“We Are A People Company.”

I’m currently reading ‘Onward’, the latest book by Starbucks’ CEO Howard Schultz. It’s quite an interesting and surprisingly honest introspective look at both the successes and failures of Starbucks under his leadership.

One thing that I’ve really started to understand at a more fundamental level is the importance of focusing on core values. In 2007 Starbucks began to fail because they had lost sight of the culture that they themselves had created. Howard had to purposefully remind himself and subsequently his partners (Starbucks’ feel-good term for employees) that they were not a coffee company that served people, but a people company that serves coffee.

A people company.

I love that term.

As leaders, where is our focus? If it’s just on the bottom line and the shareholder dividend, are we really making a difference? There’s something innately and undeniably attractive about an entity that focuses on people and community and connection rather than simply the mighty dollar.

As a people company, Starbucks did an amazing thing. They created a culture where the disenfranchised were accepted. The unwelcome were welcome. This played a significant part of their meteoric success. When they lost focus, they started to fail. To Howard’s credit, he course corrected and Starbucks are on the up again.

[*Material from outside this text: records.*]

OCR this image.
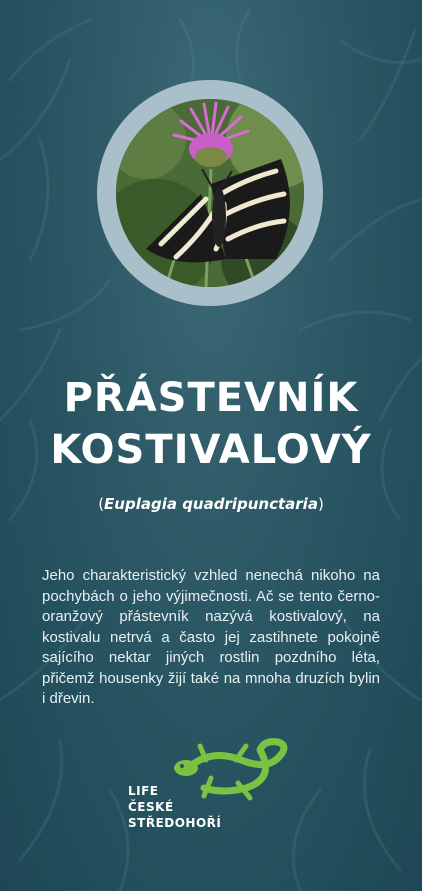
PŘÁSTEVNÍK
KOSTIVALOVÝ
(Euplagia quadripunctaria)

Jeho charakteristický vzhled nenechá nikoho na pochybách o jeho výjimečnosti. Ač se tento černo-oranžový přástevník nazývá kostivalový, na kostivalu netrvá a často jej zastihnete pokojně sajícího nektar jiných rostlin pozdního léta, přičemž housenky žijí také na mnoha druzích bylin i dřevin.

LIFE
ČESKÉ
STŘEDOHOŘÍ
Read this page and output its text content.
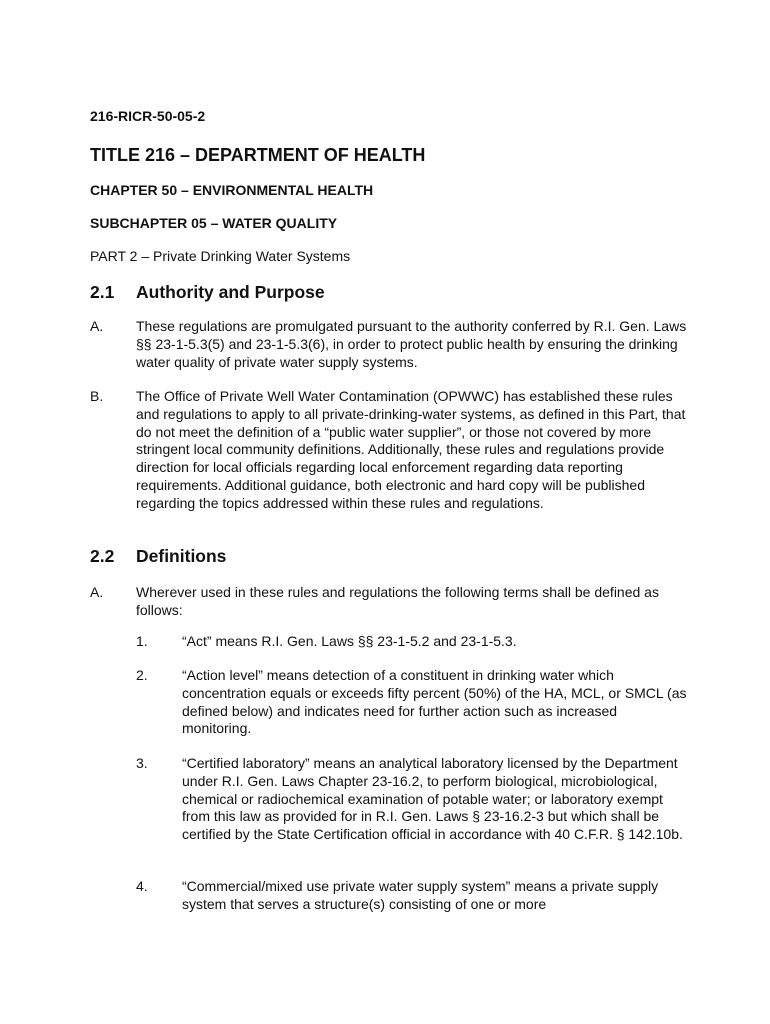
216-RICR-50-05-2
TITLE 216 – DEPARTMENT OF HEALTH
CHAPTER 50 – ENVIRONMENTAL HEALTH
SUBCHAPTER 05 – WATER QUALITY
PART 2 – Private Drinking Water Systems
2.1 Authority and Purpose
A. These regulations are promulgated pursuant to the authority conferred by R.I. Gen. Laws §§ 23-1-5.3(5) and 23-1-5.3(6), in order to protect public health by ensuring the drinking water quality of private water supply systems.
B. The Office of Private Well Water Contamination (OPWWC) has established these rules and regulations to apply to all private-drinking-water systems, as defined in this Part, that do not meet the definition of a “public water supplier”, or those not covered by more stringent local community definitions. Additionally, these rules and regulations provide direction for local officials regarding local enforcement regarding data reporting requirements. Additional guidance, both electronic and hard copy will be published regarding the topics addressed within these rules and regulations.
2.2 Definitions
A. Wherever used in these rules and regulations the following terms shall be defined as follows:
1. “Act” means R.I. Gen. Laws §§ 23-1-5.2 and 23-1-5.3.
2. “Action level” means detection of a constituent in drinking water which concentration equals or exceeds fifty percent (50%) of the HA, MCL, or SMCL (as defined below) and indicates need for further action such as increased monitoring.
3. “Certified laboratory” means an analytical laboratory licensed by the Department under R.I. Gen. Laws Chapter 23-16.2, to perform biological, microbiological, chemical or radiochemical examination of potable water; or laboratory exempt from this law as provided for in R.I. Gen. Laws § 23-16.2-3 but which shall be certified by the State Certification official in accordance with 40 C.F.R. § 142.10b.
4. “Commercial/mixed use private water supply system” means a private supply system that serves a structure(s) consisting of one or more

A few times a week I go to the Starbucks on the corner of Irvine Center Drive and Sand Canyon Avenue. Every time I’m in there, I experience something I don’t experience anywhere else. Everyone who works there remembers me. Out of the thousands of people that dash in and out every week, they remember me. They greet me by my first name and ask me how I am, how my morning is going, or how my weekend was. Then they remember my favourite drink - a grande mocha, extra hot, no whipped cream - and unless I say something different, it’s getting made for me before I’ve even paid for it. No matter how busy they are, they chat with me while they make my drink, and then when I leave they bid me farewell with a smile and say ‘see you again soon’. And because I feel valued, they do see me again soon.

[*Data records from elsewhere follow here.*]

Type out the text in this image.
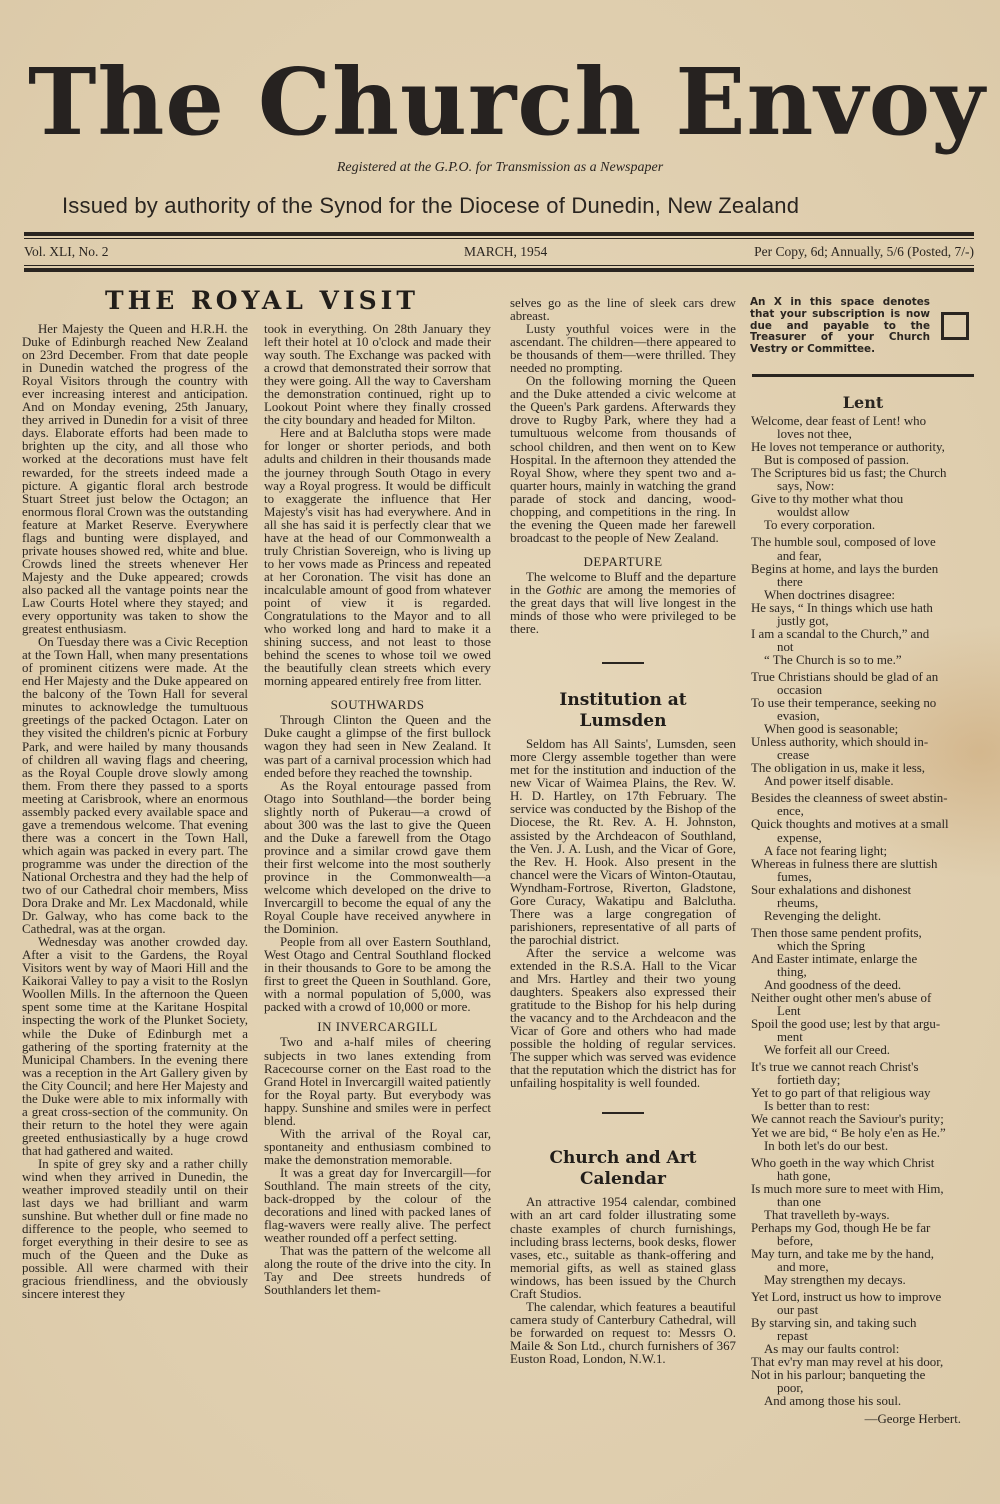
The Church Envoy
Registered at the G.P.O. for Transmission as a Newspaper
Issued by authority of the Synod for the Diocese of Dunedin, New Zealand
Vol. XLI, No. 2	MARCH, 1954	Per Copy, 6d; Annually, 5/6 (Posted, 7/-)
THE ROYAL VISIT

Her Majesty the Queen and H.R.H. the Duke of Edinburgh reached New Zealand on 23rd December. From that date people in Dunedin watched the progress of the Royal Visitors through the country with ever increasing interest and anticipation. And on Monday evening, 25th January, they arrived in Dunedin for a visit of three days. Elaborate efforts had been made to brighten up the city, and all those who worked at the decorations must have felt rewarded, for the streets indeed made a picture. A gigantic floral arch bestrode Stuart Street just below the Octagon; an enormous floral Crown was the outstanding feature at Market Reserve. Everywhere flags and bunting were displayed, and private houses showed red, white and blue. Crowds lined the streets whenever Her Majesty and the Duke appeared; crowds also packed all the vantage points near the Law Courts Hotel where they stayed; and every opportunity was taken to show the greatest enthusiasm.

On Tuesday there was a Civic Reception at the Town Hall, when many presentations of prominent citizens were made. At the end Her Majesty and the Duke appeared on the balcony of the Town Hall for several minutes to acknowledge the tumultuous greetings of the packed Octagon. Later on they visited the children's picnic at Forbury Park, and were hailed by many thousands of children all waving flags and cheering, as the Royal Couple drove slowly among them. From there they passed to a sports meeting at Carisbrook, where an enormous assembly packed every available space and gave a tremendous welcome. That evening there was a concert in the Town Hall, which again was packed in every part. The programme was under the direction of the National Orchestra and they had the help of two of our Cathedral choir members, Miss Dora Drake and Mr. Lex Macdonald, while Dr. Galway, who has come back to the Cathedral, was at the organ.

Wednesday was another crowded day. After a visit to the Gardens, the Royal Visitors went by way of Maori Hill and the Kaikorai Valley to pay a visit to the Roslyn Woollen Mills. In the afternoon the Queen spent some time at the Karitane Hospital inspecting the work of the Plunket Society, while the Duke of Edinburgh met a gathering of the sporting fraternity at the Municipal Chambers. In the evening there was a reception in the Art Gallery given by the City Council; and here Her Majesty and the Duke were able to mix informally with a great cross-section of the community. On their return to the hotel they were again greeted enthusiastically by a huge crowd that had gathered and waited.

In spite of grey sky and a rather chilly wind when they arrived in Dunedin, the weather improved steadily until on their last days we had brilliant and warm sunshine. But whether dull or fine made no difference to the people, who seemed to forget everything in their desire to see as much of the Queen and the Duke as possible. All were charmed with their gracious friendliness, and the obviously sincere interest they

took in everything. On 28th January they left their hotel at 10 o'clock and made their way south. The Exchange was packed with a crowd that demonstrated their sorrow that they were going. All the way to Caversham the demonstration continued, right up to Lookout Point where they finally crossed the city boundary and headed for Milton.

Here and at Balclutha stops were made for longer or shorter periods, and both adults and children in their thousands made the journey through South Otago in every way a Royal progress. It would be difficult to exaggerate the influence that Her Majesty's visit has had everywhere. And in all she has said it is perfectly clear that we have at the head of our Commonwealth a truly Christian Sovereign, who is living up to her vows made as Princess and repeated at her Coronation. The visit has done an incalculable amount of good from whatever point of view it is regarded. Congratulations to the Mayor and to all who worked long and hard to make it a shining success, and not least to those behind the scenes to whose toil we owed the beautifully clean streets which every morning appeared entirely free from litter.

SOUTHWARDS

Through Clinton the Queen and the Duke caught a glimpse of the first bullock wagon they had seen in New Zealand. It was part of a carnival procession which had ended before they reached the township.

As the Royal entourage passed from Otago into Southland—the border being slightly north of Pukerau—a crowd of about 300 was the last to give the Queen and the Duke a farewell from the Otago province and a similar crowd gave them their first welcome into the most southerly province in the Commonwealth—a welcome which developed on the drive to Invercargill to become the equal of any the Royal Couple have received anywhere in the Dominion.

People from all over Eastern Southland, West Otago and Central Southland flocked in their thousands to Gore to be among the first to greet the Queen in Southland. Gore, with a normal population of 5,000, was packed with a crowd of 10,000 or more.

IN INVERCARGILL

Two and a-half miles of cheering subjects in two lanes extending from Racecourse corner on the East road to the Grand Hotel in Invercargill waited patiently for the Royal party. But everybody was happy. Sunshine and smiles were in perfect blend.

With the arrival of the Royal car, spontaneity and enthusiasm combined to make the demonstration memorable.

It was a great day for Invercargill—for Southland. The main streets of the city, back-dropped by the colour of the decorations and lined with packed lanes of flag-wavers were really alive. The perfect weather rounded off a perfect setting.

That was the pattern of the welcome all along the route of the drive into the city. In Tay and Dee streets hundreds of Southlanders let them-

selves go as the line of sleek cars drew abreast.

Lusty youthful voices were in the ascendant. The children—there appeared to be thousands of them—were thrilled. They needed no prompting.

On the following morning the Queen and the Duke attended a civic welcome at the Queen's Park gardens. Afterwards they drove to Rugby Park, where they had a tumultuous welcome from thousands of school children, and then went on to Kew Hospital. In the afternoon they attended the Royal Show, where they spent two and a-quarter hours, mainly in watching the grand parade of stock and dancing, wood-chopping, and competitions in the ring. In the evening the Queen made her farewell broadcast to the people of New Zealand.

DEPARTURE

The welcome to Bluff and the departure in the Gothic are among the memories of the great days that will live longest in the minds of those who were privileged to be there.

Institution at
Lumsden

Seldom has All Saints', Lumsden, seen more Clergy assemble together than were met for the institution and induction of the new Vicar of Waimea Plains, the Rev. W. H. D. Hartley, on 17th February. The service was conducted by the Bishop of the Diocese, the Rt. Rev. A. H. Johnston, assisted by the Archdeacon of Southland, the Ven. J. A. Lush, and the Vicar of Gore, the Rev. H. Hook. Also present in the chancel were the Vicars of Winton-Otautau, Wyndham-Fortrose, Riverton, Gladstone, Gore Curacy, Wakatipu and Balclutha. There was a large congregation of parishioners, representative of all parts of the parochial district.

After the service a welcome was extended in the R.S.A. Hall to the Vicar and Mrs. Hartley and their two young daughters. Speakers also expressed their gratitude to the Bishop for his help during the vacancy and to the Archdeacon and the Vicar of Gore and others who had made possible the holding of regular services. The supper which was served was evidence that the reputation which the district has for unfailing hospitality is well founded.

Church and Art
Calendar

An attractive 1954 calendar, combined with an art card folder illustrating some chaste examples of church furnishings, including brass lecterns, book desks, flower vases, etc., suitable as thank-offering and memorial gifts, as well as stained glass windows, has been issued by the Church Craft Studios.

The calendar, which features a beautiful camera study of Canterbury Cathedral, will be forwarded on request to: Messrs O. Maile & Son Ltd., church furnishers of 367 Euston Road, London, N.W.1.

An X in this space denotes that your subscription is now due and payable to the Treasurer of your Church Vestry or Committee.
Lent
Welcome, dear feast of Lent! who
loves not thee,
He loves not temperance or authority,
But is composed of passion.
The Scriptures bid us fast; the Church
says, Now:
Give to thy mother what thou
wouldst allow
To every corporation.
The humble soul, composed of love
and fear,
Begins at home, and lays the burden
there
When doctrines disagree:
He says, “ In things which use hath
justly got,
I am a scandal to the Church,” and
not
“ The Church is so to me.”
True Christians should be glad of an
occasion
To use their temperance, seeking no
evasion,
When good is seasonable;
Unless authority, which should in-
crease
The obligation in us, make it less,
And power itself disable.
Besides the cleanness of sweet abstin-
ence,
Quick thoughts and motives at a small
expense,
A face not fearing light;
Whereas in fulness there are sluttish
fumes,
Sour exhalations and dishonest
rheums,
Revenging the delight.
Then those same pendent profits,
which the Spring
And Easter intimate, enlarge the
thing,
And goodness of the deed.
Neither ought other men's abuse of
Lent
Spoil the good use; lest by that argu-
ment
We forfeit all our Creed.
It's true we cannot reach Christ's
fortieth day;
Yet to go part of that religious way
Is better than to rest:
We cannot reach the Saviour's purity;
Yet we are bid, “ Be holy e'en as He.”
In both let's do our best.
Who goeth in the way which Christ
hath gone,
Is much more sure to meet with Him,
than one
That travelleth by-ways.
Perhaps my God, though He be far
before,
May turn, and take me by the hand,
and more,
May strengthen my decays.
Yet Lord, instruct us how to improve
our past
By starving sin, and taking such
repast
As may our faults control:
That ev'ry man may revel at his door,
Not in his parlour; banqueting the
poor,
And among those his soul.
—George Herbert.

I tell you this because it’s their focus on people that has created their success, not the quality of the coffee. The coffee is of excellent quality, of course (and anyone who says Starbucks burn their coffee doesn’t know coffee, but that’s another discussion), but without people, great coffee is only coffee. With people, however, it’s a culture. It’s something special. And people, above all, want to feel valued.

What type of culture will you, as a leader, create? Who will you choose to welcome, and how will you make them feel valued? It’s a unique and truly honourable leader who chooses to pursue this value.